Conceptually, what is the definition of an idle server?

What resource metrics would you look at to make an assumption on whether or not a server was idle?

Would you look at:

  • CPU utilization
  • Disk Usage
  • Memory Usage

If so, what thresholds would these have to be at to decide if something is idle?

Would reboots and patching skew your results if you purely looked at these statistics.


Solution 1:

A machine is idle when it's not performing the task it's supposed to perform for lack of requests. For example, if you had an email server, you could determine if it was fielding any requests from the email application on it. If it isn't, and that's the only thing on there, then it's idle. Things of course get more complicated with collocated services on a single node.

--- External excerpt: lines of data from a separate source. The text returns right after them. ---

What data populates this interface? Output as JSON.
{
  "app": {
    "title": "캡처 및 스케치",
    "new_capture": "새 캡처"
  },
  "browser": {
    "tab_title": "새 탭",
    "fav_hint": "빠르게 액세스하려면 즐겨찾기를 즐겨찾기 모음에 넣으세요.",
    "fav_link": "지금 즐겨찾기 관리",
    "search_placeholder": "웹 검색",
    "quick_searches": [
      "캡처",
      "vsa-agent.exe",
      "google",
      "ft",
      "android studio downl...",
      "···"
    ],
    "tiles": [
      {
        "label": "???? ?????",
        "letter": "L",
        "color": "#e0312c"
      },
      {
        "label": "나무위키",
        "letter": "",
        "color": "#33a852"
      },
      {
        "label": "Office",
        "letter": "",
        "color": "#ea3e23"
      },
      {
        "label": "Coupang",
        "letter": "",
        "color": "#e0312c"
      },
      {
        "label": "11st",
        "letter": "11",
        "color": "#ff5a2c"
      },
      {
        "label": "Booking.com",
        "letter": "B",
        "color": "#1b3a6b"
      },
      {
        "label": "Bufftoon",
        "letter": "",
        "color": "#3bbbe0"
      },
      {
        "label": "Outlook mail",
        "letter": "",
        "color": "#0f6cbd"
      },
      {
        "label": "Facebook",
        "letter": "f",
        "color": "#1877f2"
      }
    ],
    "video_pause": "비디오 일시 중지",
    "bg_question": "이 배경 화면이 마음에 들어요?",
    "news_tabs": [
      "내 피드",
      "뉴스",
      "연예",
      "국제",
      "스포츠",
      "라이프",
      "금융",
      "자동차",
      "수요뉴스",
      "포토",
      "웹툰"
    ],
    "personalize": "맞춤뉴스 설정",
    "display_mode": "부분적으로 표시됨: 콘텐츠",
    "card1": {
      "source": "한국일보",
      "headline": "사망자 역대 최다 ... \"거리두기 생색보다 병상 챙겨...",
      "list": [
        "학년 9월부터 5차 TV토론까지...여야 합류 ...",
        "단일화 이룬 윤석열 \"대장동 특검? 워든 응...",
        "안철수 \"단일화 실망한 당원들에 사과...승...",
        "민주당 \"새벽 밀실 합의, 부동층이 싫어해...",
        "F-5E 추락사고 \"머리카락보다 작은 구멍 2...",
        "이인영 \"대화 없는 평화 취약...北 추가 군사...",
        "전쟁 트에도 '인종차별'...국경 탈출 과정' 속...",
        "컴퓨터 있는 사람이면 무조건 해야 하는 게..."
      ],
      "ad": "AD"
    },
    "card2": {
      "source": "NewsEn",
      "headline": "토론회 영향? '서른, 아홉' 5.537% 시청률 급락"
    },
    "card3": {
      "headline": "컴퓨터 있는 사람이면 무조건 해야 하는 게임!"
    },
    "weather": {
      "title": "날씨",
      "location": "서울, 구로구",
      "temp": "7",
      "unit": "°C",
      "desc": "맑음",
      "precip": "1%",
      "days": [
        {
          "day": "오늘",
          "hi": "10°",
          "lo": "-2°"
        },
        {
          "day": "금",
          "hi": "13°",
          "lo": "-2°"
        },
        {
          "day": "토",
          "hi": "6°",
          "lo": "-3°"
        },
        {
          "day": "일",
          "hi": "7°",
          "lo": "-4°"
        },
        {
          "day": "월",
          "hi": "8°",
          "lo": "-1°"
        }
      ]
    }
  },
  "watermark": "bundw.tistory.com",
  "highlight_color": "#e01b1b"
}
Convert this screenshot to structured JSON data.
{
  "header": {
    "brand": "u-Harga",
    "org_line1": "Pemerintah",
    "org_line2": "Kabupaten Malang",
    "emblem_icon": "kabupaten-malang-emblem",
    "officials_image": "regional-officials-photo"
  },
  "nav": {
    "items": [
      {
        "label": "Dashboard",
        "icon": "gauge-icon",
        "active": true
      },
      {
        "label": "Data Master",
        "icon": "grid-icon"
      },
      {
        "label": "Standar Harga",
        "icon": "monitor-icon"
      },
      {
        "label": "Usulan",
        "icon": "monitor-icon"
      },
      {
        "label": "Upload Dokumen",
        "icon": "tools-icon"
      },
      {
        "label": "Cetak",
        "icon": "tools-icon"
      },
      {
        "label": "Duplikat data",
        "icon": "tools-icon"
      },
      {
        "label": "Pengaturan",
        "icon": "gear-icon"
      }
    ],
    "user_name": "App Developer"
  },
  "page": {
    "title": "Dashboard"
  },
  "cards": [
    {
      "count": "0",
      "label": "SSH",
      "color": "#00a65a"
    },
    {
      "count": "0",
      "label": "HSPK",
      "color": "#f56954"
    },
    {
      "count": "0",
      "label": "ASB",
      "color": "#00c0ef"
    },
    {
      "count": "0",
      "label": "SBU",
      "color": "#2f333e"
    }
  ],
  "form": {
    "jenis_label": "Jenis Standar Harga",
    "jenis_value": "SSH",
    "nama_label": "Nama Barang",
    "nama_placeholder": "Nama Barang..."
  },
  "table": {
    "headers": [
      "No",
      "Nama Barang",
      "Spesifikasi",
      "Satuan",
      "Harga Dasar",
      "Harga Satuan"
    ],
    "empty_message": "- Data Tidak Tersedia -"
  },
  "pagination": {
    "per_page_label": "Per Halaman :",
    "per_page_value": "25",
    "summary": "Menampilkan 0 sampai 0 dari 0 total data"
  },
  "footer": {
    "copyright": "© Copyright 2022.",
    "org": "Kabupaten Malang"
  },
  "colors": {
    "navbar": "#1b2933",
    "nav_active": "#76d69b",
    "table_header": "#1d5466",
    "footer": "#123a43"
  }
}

In general, if you can pull the power and nobody cares then it's idle.

Solution 2:

"Idle" is not a black and white concept: even a busy server can have free CPU cycles, IOPs and memory to run some other application.

As a rule of thumb, target CPU load should be at around ~80% and not above ~90%, as maxing out the CPU will greatly increase system latency. CPU load under ~60% generally meas your server is underutilized.

Please also consider that a very I/O-dependant workload will tax the disks but the CPU will be mostly idling (wait time in Linux terms), so maybe you can run a CPU-heavy computation on a I/O-loaded server without too much performance degradation.

Solution 3:

What operating system is it and what is/was the server's purpose?

If I had no other information and I needed to determine is a server was idle I would check to see which services were installed/running and then log some network activity specifically targeting those services. Linux and Windows both have logon auditing. Windows has the performance monitor for monitoring general network activity, and many built in counters of active sessions for various services. For a file server you can check for recently modified/accessed files.

I don't think any of the metrics you've listed are really good indicators of activity or inactivity since there are so many ways to get 'false positives', depending on what you're looking for. E.g. an antivirus program could use CPU cycles or the disk could be full of unused files.

If you want to tell me which OS you're using and what the purpose of the server is/was (if you know) I can edit my answer and provide you with more information.